The plan includes a $1.3bn injection of funds to modernise construction shipyards in South Australia and Western Australia in order to build the Navy’s next generation of naval vessels. The Federal Government is investing around $90bn in the rolling acquisition of new submarines and the continuous build of major ships such as future frigates, as well as minor naval vessels. The Plan will ensure delivery of these modern defence capabilities set out in the 2016 Defence White Paper, creating thousands of jobs and securing the naval shipbuilding and sustainment industry for future generations of Australians.

Work will commence this year on the development of infrastructure at the Osborne Naval Shipyard in South Australia.

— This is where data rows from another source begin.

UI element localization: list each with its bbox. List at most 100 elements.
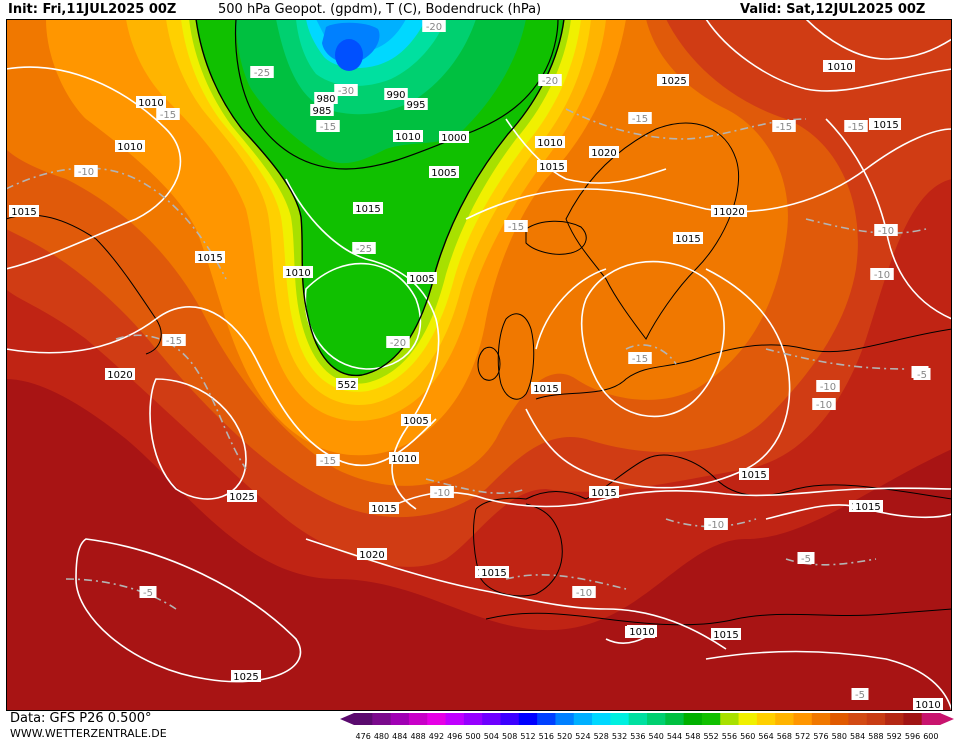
temperature-label: -10	[816, 380, 840, 393]
legend-value: 532	[612, 732, 627, 741]
temperature-label: -15	[628, 352, 652, 365]
svg-text:1015: 1015	[11, 207, 36, 218]
svg-text:-15: -15	[632, 354, 648, 365]
legend-swatch	[628, 713, 648, 725]
legend-value: 580	[832, 732, 847, 741]
temperature-label: -5	[797, 552, 815, 565]
legend-swatch	[372, 713, 392, 725]
legend-swatch	[482, 713, 501, 725]
svg-text:-10: -10	[874, 270, 890, 281]
svg-text:-15: -15	[320, 456, 336, 467]
svg-text:-15: -15	[848, 122, 864, 133]
svg-text:1015: 1015	[355, 204, 380, 215]
legend-swatch	[811, 713, 831, 725]
svg-text:-10: -10	[878, 226, 894, 237]
svg-text:-15: -15	[166, 336, 182, 347]
field-516	[335, 39, 363, 71]
legend-swatch	[866, 713, 886, 725]
legend-value: 484	[392, 732, 407, 741]
svg-text:1015: 1015	[741, 470, 766, 481]
temperature-label: -25	[352, 242, 376, 255]
isobar	[305, 538, 727, 650]
legend-swatch	[518, 713, 538, 725]
temperature-label: -10	[430, 486, 454, 499]
legend-swatch	[701, 713, 721, 725]
legend-value: 596	[905, 732, 920, 741]
svg-text:1000: 1000	[441, 133, 466, 144]
legend-swatch	[610, 713, 630, 725]
pressure-label: 1015	[353, 202, 383, 215]
svg-text:1015: 1015	[873, 120, 898, 131]
svg-text:-15: -15	[508, 222, 524, 233]
legend-arrow-right	[940, 713, 954, 725]
pressure-label: 1010	[136, 96, 166, 109]
svg-text:980: 980	[316, 94, 335, 105]
legend-value: 576	[813, 732, 828, 741]
svg-text:-15: -15	[776, 122, 792, 133]
greenland-coast	[234, 19, 559, 170]
isobar	[505, 118, 667, 184]
svg-text:-10: -10	[708, 520, 724, 531]
svg-text:1015: 1015	[481, 568, 506, 579]
svg-text:1020: 1020	[719, 207, 744, 218]
map-frame	[6, 19, 952, 711]
header: Init: Fri,11JUL2025 00Z 500 hPa Geopot. …	[0, 0, 959, 20]
legend-value: 480	[374, 732, 389, 741]
temperature-label: -20	[386, 336, 410, 349]
pressure-label: 1015	[369, 502, 399, 515]
pressure-label: 1015	[479, 566, 509, 579]
legend-swatch	[775, 713, 794, 725]
temperature-label: -5	[913, 368, 931, 381]
svg-text:-5: -5	[143, 588, 153, 599]
legend-swatch	[720, 713, 740, 725]
legend-value: 560	[740, 732, 755, 741]
legend-value: 568	[777, 732, 792, 741]
isotherm	[115, 334, 247, 470]
temperature-label: -5	[851, 688, 869, 701]
color-legend: 476 480 484 488 492 496 500 504 508 512 516 520 524 5…	[340, 713, 954, 741]
legend-value: 488	[410, 732, 425, 741]
svg-text:1025: 1025	[233, 672, 258, 683]
legend-swatch	[756, 713, 776, 725]
legend-swatch	[390, 713, 410, 725]
pressure-label: 1015	[673, 232, 703, 245]
iceland-coast	[525, 220, 587, 255]
pressure-label: 980	[314, 92, 338, 105]
temperature-label: -15	[504, 220, 528, 233]
legend-swatch	[683, 713, 703, 725]
isotherm	[425, 478, 877, 566]
pressure-label: 1025	[659, 74, 689, 87]
pressure-label: 1010	[393, 130, 423, 143]
legend-arrow-left	[340, 713, 354, 725]
svg-text:1025: 1025	[229, 492, 254, 503]
isotherm	[65, 574, 627, 610]
pressure-label: 1025	[231, 670, 261, 683]
data-source-label: Data: GFS P26 0.500°	[10, 711, 152, 726]
svg-text:1015: 1015	[539, 162, 564, 173]
map-title: 500 hPa Geopot. (gpdm), T (C), Bodendruc…	[218, 2, 542, 17]
svg-text:1015: 1015	[533, 384, 558, 395]
pressure-label: 1020	[717, 205, 747, 218]
pressure-label: 1010	[627, 625, 657, 638]
pressure-label: 1020	[589, 146, 619, 159]
legend-value: 508	[502, 732, 517, 741]
legend-swatch	[665, 713, 685, 725]
temperature-label: -10	[870, 268, 894, 281]
legend-swatch	[848, 713, 868, 725]
isobar	[6, 306, 437, 467]
isotherm	[765, 218, 927, 370]
legend-swatch	[903, 713, 923, 725]
isotherm	[625, 344, 757, 528]
legend-swatch	[573, 713, 593, 725]
svg-text:1010: 1010	[117, 142, 142, 153]
legend-value: 544	[667, 732, 682, 741]
svg-text:-5: -5	[801, 554, 811, 565]
pressure-label: 1020	[357, 548, 387, 561]
svg-text:1020: 1020	[107, 370, 132, 381]
temperature-label: -30	[334, 84, 358, 97]
isobar	[6, 66, 182, 270]
pressure-label: 1015	[739, 468, 769, 481]
temperature-label: -15	[628, 112, 652, 125]
svg-text:1020: 1020	[359, 550, 384, 561]
temperature-label: -15	[772, 120, 796, 133]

The Henderson Maritime Precinct in WA will also be upgraded. This will encompass construction of new cranes and heavy lift transportation capability, welding stations and upgrades to workshops and storage facilities including new steel framed sheds.

The naval shipbuilding workforce is expected to grow to around 5,200 workers by the mid to late 2020s, with more than double this number of workers in sustainment activities and throughout supply chains across Australia.

The Ai Group welcomed the announcement, saying it would end the boom-bust cycle of recent decades in naval shipbuilding, which has seen hundreds of job losses and local shipyards become increasingly redundant.

“A key to the success of the continuous shipbuilding program will be establishment by prime contractors of strong supply chains of Australian SMEs,” said Innes Willox, Ai Group Chief Executive. “This is especially critical for the new submarine program. Lead contractor DCNS needs to engage fully with local industry to ensure that it can meet the Federal Government’s caste-iron commitment to construction of 12 new submarines at Osborne.”

However, the Australian Manufacturing Workers Union (AMWU) warned that urgent action was required to secure existing expertise and prevent the loss of 500 skilled jobs in South Australia before construction starts next year.

“The Government talks often about working to maximize Australian industry and content,” said AMWU Assistant National Secretary Glenn Thompson. “We need mandated Australian industry participation and content written into all build contracts. Around 500 existing jobs are at risk before major building operations commence next year. If we lose this expertise we really will be starting these projects from a long way behind, in terms of using the projects to enhance domestic shipbuilding capability and expertise.”